Looking at the results of the regression analysis, we see that the F-statistic (=53.93) and the p-value (< 2.2e-16 which is far less than 0.05) suggest that the model as a whole is a good one. So it passes the test imposed by the F-Test. The value of Adjusted R-squared (=0.2579) suggests that the selected explanatory variables explain approximately 25.8% of the variance while also suggesting that there must be quite a few other variables that account for the difference in price between the two classes i.e. PriceRelative.
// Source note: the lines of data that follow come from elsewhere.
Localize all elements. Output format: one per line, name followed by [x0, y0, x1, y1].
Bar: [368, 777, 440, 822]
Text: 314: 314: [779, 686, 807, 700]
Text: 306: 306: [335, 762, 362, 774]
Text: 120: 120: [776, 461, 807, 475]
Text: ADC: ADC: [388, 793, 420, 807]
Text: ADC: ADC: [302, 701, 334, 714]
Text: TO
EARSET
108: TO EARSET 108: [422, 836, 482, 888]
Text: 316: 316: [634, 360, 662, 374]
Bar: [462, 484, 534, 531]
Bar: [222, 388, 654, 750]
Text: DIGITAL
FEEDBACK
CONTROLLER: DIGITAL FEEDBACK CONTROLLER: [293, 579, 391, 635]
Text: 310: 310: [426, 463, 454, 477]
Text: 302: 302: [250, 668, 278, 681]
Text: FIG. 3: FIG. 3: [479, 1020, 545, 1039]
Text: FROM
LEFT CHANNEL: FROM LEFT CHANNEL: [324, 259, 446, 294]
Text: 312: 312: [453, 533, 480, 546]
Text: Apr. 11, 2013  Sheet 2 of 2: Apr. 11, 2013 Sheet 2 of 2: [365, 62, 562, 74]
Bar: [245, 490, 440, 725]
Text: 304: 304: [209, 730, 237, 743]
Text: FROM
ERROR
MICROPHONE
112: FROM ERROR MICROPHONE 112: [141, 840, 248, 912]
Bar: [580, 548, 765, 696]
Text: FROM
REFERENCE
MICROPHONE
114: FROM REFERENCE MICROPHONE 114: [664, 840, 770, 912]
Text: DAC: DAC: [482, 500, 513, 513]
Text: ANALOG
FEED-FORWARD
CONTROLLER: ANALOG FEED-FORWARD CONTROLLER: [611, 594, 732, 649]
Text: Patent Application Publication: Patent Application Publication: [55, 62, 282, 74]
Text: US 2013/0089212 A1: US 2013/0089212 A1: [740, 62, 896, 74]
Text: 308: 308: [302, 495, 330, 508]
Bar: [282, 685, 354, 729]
Additionally - - For 1 unit increase in Pitch Difference, there’s a 0.064 unit increase in price between the two classes. - For 1 unit increase in Width DIfference, there’s a 0.105 unit increase in price between the two classes. - With p = 0.147 (>0.05), we conclude that the beta coefficient of PercentPremiumSeats is not statistically significant.